The Vietnam Government released its Decree covering E-invoices in Vietnam on 12 September 2018. Decree 119/2018/ND-CP (“Decree 119”) on Regulations for Electronic Invoices when Selling Goods or Providing Services, sets out instructions which compel enterprises in Vietnam to move to using E-invoices by 31 October 2020, and cease using paper VAT invoices.

Key highlights of Decree 119

  • The Decree is effective from 1 November 2018, and applies to all enterprises in Vietnam.
  • Enterprises that are registered for paper invoices prior to 1 November 2018 can continue to use these up until 31 October 2020.
  • Enterprises already using E-invoices prior to 1 November 2018, will continue using the E-invoices and process as registered.
  • Enterprises established from 1 November 2018 will be required to register and use E-invoices in accordance with this Decree and Tax Department guidelines.
  • The new Decree removes reference to the VND200,000 transaction threshold that previously applied to issuing paper invoices.
  • E-invoices can be printed and stored as paper invoices for recording and monitoring in accordance with the Law on Accounting, but when printed as paper invoices they are not valid for executing transactions or payments.
  • Certain public institutions (for example, schools) can continue using receipts as they do at present, with the Ministry of Finance to issue guidance and timelines to convert to E-invoices / E-receipts.
  • E-invoices are to follow the standard format as issued by the authorities, and managed by the tax authorities through the E-invoice database from the Tax Department.
  • Requirements exist to destroy unused paper invoices, and submit summaries on prescribed forms of invoices issued/destroyed upon conversion to E-invoices or by the 31 October 2020 final conversion date.

Application of e-invoices, databases and tax authority verification codes

Enterprises and other organisations in the fields of electricity, petroleum, telecommunications, transportation, clean water, financial services, insurance, e-commerce, supermarkets, and other trading fields with high volumes of transactions can issue E-invoices without tax authority verification codes, where:

  1. enterprises transact with tax authorities electronically, and
  2. have sufficient computer infrastructure, accounting software and e-invoice software in accordance with regulations.
    • Enterprises, other than those referred to above, will be required to issue E-invoices with tax authority verification codes.
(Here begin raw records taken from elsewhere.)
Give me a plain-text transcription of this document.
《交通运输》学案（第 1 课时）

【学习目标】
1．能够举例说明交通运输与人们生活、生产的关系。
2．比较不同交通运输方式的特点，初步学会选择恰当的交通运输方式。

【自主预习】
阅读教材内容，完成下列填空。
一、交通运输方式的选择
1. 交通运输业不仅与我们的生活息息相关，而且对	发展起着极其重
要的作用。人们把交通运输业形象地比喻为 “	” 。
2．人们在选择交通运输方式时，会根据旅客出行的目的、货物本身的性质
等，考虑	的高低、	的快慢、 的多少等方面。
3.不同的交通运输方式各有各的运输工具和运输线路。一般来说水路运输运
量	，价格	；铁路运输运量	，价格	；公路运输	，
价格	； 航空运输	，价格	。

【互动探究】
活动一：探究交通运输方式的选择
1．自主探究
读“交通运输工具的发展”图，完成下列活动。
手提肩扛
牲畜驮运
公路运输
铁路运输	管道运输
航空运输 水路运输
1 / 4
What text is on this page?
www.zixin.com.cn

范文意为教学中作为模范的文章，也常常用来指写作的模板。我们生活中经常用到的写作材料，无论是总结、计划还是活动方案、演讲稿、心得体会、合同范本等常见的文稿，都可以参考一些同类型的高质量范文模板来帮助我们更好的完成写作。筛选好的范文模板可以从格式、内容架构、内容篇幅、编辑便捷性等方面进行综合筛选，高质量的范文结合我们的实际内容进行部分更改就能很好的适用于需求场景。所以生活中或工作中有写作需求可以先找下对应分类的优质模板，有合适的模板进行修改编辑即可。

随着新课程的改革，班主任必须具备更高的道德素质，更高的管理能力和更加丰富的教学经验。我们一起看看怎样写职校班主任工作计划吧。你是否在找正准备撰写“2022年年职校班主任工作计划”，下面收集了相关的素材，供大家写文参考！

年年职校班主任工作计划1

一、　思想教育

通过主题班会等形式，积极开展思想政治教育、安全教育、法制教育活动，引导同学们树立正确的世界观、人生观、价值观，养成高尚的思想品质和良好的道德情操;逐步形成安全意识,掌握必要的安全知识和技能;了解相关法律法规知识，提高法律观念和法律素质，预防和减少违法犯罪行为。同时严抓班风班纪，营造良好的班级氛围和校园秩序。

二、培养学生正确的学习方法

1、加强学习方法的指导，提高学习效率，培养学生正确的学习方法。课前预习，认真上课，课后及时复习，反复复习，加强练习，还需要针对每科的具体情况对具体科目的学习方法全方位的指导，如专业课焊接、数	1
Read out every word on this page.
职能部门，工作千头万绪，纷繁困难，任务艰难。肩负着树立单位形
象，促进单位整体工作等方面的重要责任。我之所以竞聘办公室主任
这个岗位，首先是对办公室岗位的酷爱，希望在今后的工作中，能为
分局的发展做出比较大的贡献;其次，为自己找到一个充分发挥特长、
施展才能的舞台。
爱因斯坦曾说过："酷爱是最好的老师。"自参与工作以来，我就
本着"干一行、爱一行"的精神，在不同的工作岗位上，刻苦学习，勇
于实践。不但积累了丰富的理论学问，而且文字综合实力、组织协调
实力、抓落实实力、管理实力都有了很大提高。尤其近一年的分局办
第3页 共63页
Verification codes are issued through the General Department of Taxation’s web portal when sellers digitally sign E-invoices using the web portal, or through valid software providers registered with and connected to the web portal.
    • Certain Vietnamese authorities can access the web portal to verify goods in transit and similar activities, resulting in printer/paper invoices not being required to be on hand during transit.
    • E-invoices are to be sent by sellers to buyers through electronic communication methods as agreed by both parties.